Ah Dominique, je t'ai trouvé au hasard d'une brocante en ville belge, avec
Les encombrants et tu m'as offert une de mes plus belles lectures, à la lisière d'un autre monde où les mots forment des colliers de perles qui tintent sous la mélodie du beau.
Trois tranches de pain perdu, tu me l'as gentiment offert un jour. J'ai attendu longtemps avant de te relire. Je t'ai retrouvé hier soir et je n'ai pu te poser avant que ton pain perdu ait ma peau.
Trois courtes nouvelles dans ce petit livre :
- À quoi rêve l'ombre qui te ressemble.
Une émouvante histoire d'un petit fils qui contemple sa grand-mère statufiée dans le silence. Elle semble attendre, à sa fenêtre.
« La femme assise à la fenêtre ressemble à une madone sculptée dans le fruitier de ses désirs, une vierge noire rongée par la lumière couchée sans fracas à ses pieds.

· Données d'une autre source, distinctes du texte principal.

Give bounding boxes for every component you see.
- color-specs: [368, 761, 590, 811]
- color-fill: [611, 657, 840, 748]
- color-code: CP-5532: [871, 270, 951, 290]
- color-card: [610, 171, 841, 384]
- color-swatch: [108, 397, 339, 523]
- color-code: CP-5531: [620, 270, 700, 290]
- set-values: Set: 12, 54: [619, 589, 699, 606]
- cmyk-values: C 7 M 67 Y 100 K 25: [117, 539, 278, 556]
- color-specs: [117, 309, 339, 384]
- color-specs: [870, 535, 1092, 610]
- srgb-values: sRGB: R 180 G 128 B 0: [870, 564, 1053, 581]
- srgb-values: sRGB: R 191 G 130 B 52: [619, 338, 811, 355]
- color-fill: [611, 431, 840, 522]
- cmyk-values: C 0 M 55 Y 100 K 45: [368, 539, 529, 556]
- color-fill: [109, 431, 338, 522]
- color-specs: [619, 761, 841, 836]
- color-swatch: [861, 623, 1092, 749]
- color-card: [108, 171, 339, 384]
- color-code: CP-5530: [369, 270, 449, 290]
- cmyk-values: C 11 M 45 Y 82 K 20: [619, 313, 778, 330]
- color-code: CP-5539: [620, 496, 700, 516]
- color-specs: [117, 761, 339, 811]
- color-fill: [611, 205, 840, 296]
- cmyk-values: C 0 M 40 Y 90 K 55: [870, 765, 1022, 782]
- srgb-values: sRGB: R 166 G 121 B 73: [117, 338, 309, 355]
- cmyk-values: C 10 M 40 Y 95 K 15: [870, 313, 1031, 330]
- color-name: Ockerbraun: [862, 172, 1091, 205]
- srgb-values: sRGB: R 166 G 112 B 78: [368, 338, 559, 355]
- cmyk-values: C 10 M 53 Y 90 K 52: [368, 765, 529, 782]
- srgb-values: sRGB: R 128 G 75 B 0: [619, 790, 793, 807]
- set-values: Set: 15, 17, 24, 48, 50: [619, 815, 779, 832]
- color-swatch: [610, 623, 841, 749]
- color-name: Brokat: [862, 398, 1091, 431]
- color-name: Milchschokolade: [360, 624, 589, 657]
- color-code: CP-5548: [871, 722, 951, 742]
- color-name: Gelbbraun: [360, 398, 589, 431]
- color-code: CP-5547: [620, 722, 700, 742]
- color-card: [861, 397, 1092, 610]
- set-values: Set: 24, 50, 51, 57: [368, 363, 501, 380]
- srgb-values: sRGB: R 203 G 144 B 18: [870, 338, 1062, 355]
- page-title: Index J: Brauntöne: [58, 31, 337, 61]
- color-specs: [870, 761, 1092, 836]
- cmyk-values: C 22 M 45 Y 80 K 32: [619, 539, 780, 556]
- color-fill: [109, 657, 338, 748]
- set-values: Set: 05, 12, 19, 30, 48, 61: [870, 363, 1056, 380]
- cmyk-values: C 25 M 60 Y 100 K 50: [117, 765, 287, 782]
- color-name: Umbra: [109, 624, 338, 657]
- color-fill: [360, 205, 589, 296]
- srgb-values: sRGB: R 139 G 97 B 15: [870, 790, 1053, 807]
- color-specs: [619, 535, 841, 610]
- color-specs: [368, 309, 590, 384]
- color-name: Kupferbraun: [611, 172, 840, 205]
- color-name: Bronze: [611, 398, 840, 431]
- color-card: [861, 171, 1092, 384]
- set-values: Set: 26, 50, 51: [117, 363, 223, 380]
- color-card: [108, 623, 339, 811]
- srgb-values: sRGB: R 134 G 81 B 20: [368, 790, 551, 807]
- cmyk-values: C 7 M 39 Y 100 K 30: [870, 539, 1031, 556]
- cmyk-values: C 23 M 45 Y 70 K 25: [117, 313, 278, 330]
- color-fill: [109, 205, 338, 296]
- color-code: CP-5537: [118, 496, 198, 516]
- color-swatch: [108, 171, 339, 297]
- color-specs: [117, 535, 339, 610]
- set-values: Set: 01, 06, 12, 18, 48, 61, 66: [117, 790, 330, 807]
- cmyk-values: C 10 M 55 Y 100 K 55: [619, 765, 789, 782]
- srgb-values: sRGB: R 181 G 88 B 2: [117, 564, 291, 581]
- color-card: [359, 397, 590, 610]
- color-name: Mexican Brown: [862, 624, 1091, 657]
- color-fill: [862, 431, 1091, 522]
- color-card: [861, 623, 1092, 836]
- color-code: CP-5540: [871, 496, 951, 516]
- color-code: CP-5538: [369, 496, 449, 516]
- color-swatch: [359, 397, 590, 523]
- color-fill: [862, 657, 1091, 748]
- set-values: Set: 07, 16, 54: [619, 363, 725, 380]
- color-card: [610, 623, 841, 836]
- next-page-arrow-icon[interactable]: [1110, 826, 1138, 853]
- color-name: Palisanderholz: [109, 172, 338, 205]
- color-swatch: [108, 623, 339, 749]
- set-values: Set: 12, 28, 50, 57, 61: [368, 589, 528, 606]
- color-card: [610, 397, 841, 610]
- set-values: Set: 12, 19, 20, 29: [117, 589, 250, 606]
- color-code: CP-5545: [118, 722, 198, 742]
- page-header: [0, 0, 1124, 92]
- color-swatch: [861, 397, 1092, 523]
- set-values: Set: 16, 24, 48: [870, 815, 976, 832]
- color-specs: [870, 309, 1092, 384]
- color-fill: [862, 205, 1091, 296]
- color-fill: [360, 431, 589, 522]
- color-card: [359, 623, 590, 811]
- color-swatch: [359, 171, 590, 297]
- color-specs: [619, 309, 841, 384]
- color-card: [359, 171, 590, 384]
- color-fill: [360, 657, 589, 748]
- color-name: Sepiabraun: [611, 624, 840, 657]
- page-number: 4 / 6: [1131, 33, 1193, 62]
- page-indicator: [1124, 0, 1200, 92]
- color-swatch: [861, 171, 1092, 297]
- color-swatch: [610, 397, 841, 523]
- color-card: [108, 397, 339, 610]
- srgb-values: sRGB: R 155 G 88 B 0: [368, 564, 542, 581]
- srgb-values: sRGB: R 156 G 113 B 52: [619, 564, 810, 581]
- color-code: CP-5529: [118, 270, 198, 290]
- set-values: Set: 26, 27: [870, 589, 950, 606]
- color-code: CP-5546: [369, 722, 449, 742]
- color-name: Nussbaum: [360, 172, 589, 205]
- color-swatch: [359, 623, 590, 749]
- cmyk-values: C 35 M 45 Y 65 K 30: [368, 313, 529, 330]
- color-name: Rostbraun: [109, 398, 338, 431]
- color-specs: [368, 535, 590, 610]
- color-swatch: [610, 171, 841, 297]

On n'embrasse pas les saintes, on ne leur parle pas, on attend qu'elle s'évanouissent dans le lieu miraculeux de leur apparition, retourne en catimini à leurs affaires ».
C'est beau, tellement beau que ça m'a donnée des frissons. J'ai senti mon âme trembloter comme une enfant devant son premier spectacle des merveilles.
Deuxième nouvelle :
- Dieu aime les frites fraîches.
On change de registre avec cette nouvelle à la fois poétique et terriblement drôle. Ce Dieu est épatant :
« Il s'amuse à faire des croche-pied au ciel quand son bleu azur fait la tête ».
« Dieu a les yeux bleus, bleu trempé, des beaux yeux des enfants de chaton gris, et il mate, il mate, regard infatigable, oeil géant, il zieute les fesses de la minette moulée, le félin qui guette l'oiseau sur la branche, un nuage sur le point de rompre, un reflet, rien et trois fois rien, mais lui ne voit que ça, le détail qui cloche ou qui fait rêver, ah oui, parce que j'ai oublié de le préciser, Dieu est artiste peintre, c'est pas rien. »
C'est d'une mignonnerie incroyable cette nouvelle sur ce Dieu qui boit, mate les jolies filles, Dieu un sale gamin, un drôle de loubard.
Troisième nouvelle :
- Entre arbre et arabe il n'y a qu'une lettre à bouger.
Histoire d'une immigration difficile, d'un gamin du Maroc déraciné et qui trébuchera plusieurs fois en France. L'histoire d'un gars qui pense qu'on a besoin d'être amoureux, non, plutôt qu'on a besoin d'aimer, même quelqu'un qui n'existe pas.
Toutes ces nouvelles ont un point commun, vous l'aurez deviné, c'est le pain perdu. Ce miracle du pauvre, recette de sorcière, de grand mère, d'amis, ce pain trempé dans l'oeuf et le lait détient le pouvoir de l'amour, du pardon, de la redemption, des espoirs de demain.
Sous le charme de ces trois petites histoires si douces, si précieuses, de ces mots qu'on a envie de caresser avec délicatesse et d'en refiler quelques uns dans les poches tant il serait dommage de les perdre. C'est magique ces écrivains qui savent en peu de pages dessiner des paradis perdus.
Une pause enchantée à la lueur d'une bougie qui me rappelle combien notre langue française est magnifique.